Forks, in rural Clallam County, has created a integrated community network that links broadband telecommunications infrastructure and services to all aspects of the community, including city government, the school district, and Forks Community Hospital. The arrangement has had a positive spin off for expanding business opportunities and attracting new industries, for schools and distance learning, telemedicine and telehealth and government.

Port Angeles and Sequim are also becoming more wired cities and backers are working to close the so-called Sappho Gap, a digital trunk line running from Aberdeen to Forks that will eventual connect to Sappho, Clallam Bay and Neah Bay and provide redundancy using existing microwave technology.

“In 1993, we had no ISP (Internet Service Providers) in Clallam County,” said Karen Rogers, a Port Angeles businessperson behind the innovations. “I think we’re leaders.”

While Kitsap hasn’t had as dramatic a turnaround in efforts to improve its telecom wiring as some of its more rural neighbors, there have been a number of success stories.

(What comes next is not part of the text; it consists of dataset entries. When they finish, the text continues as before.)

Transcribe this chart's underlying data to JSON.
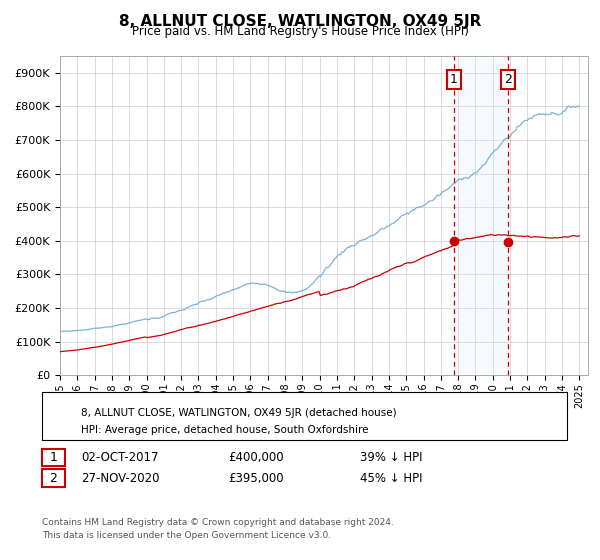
{
  "title": "8, ALLNUT CLOSE, WATLINGTON, OX49 5JR",
  "subtitle": "Price paid vs. HM Land Registry's House Price Index (HPI)",
  "ylim": [
    0,
    950000
  ],
  "yticks": [
    0,
    100000,
    200000,
    300000,
    400000,
    500000,
    600000,
    700000,
    800000,
    900000
  ],
  "ytick_labels": [
    "£0",
    "£100K",
    "£200K",
    "£300K",
    "£400K",
    "£500K",
    "£600K",
    "£700K",
    "£800K",
    "£900K"
  ],
  "xlim_start": 1995.0,
  "xlim_end": 2025.5,
  "hpi_color": "#7ab3d9",
  "price_color": "#cc0000",
  "marker1_x": 2017.75,
  "marker1_y": 400000,
  "marker1_label": "1",
  "marker1_date": "02-OCT-2017",
  "marker1_price": "£400,000",
  "marker1_note": "39% ↓ HPI",
  "marker2_x": 2020.9,
  "marker2_y": 395000,
  "marker2_label": "2",
  "marker2_date": "27-NOV-2020",
  "marker2_price": "£395,000",
  "marker2_note": "45% ↓ HPI",
  "shade_color": "#ddeeff",
  "legend_line1": "8, ALLNUT CLOSE, WATLINGTON, OX49 5JR (detached house)",
  "legend_line2": "HPI: Average price, detached house, South Oxfordshire",
  "footer": "Contains HM Land Registry data © Crown copyright and database right 2024.\nThis data is licensed under the Open Government Licence v3.0."
}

According to the EDC, these victories include Sprint’s decision last summer to install its Internet backbone Point of Presence in Poulsbo, a service similar to what customers could find only in Seattle. The service promises to level the telecom playing field in our efforts to compete for high-tech, clean industry; Poulsbo’s telecom conduit ordinance, still in the works, which will allow fiber to be laid in the ground while streets are being dug up for other purposes; Kitsap PUD, NoaNet and the BPA’s huge effort to create a wholesale source of telecommunications power in Kitsap County using existing and underused BPA lines; North Kitsap schools’ innovative program using the Internet, which allows teachers, parents and students to communicate over the web on a regular basis; and local developers such as Herb Myers, Jim Freeman and Ron Spieko who are developing buildings with fiber optic networks, teleconferencing facilities, scalable broadband access with shared T-1s and OC 48 lines in anticipation of attracting New Economy tenants.

“We think we have an exciting future that will make us less dependent on ferries, roads and bridges and more plugged in to the World Wide Web and the larger economy,” said Ed Stern, who has led Kitsap’s efforts to improve it telecommunications backbone.

(Editor’s Note: Kevin Dwyer is a Bainbridge Island free-lance writer.).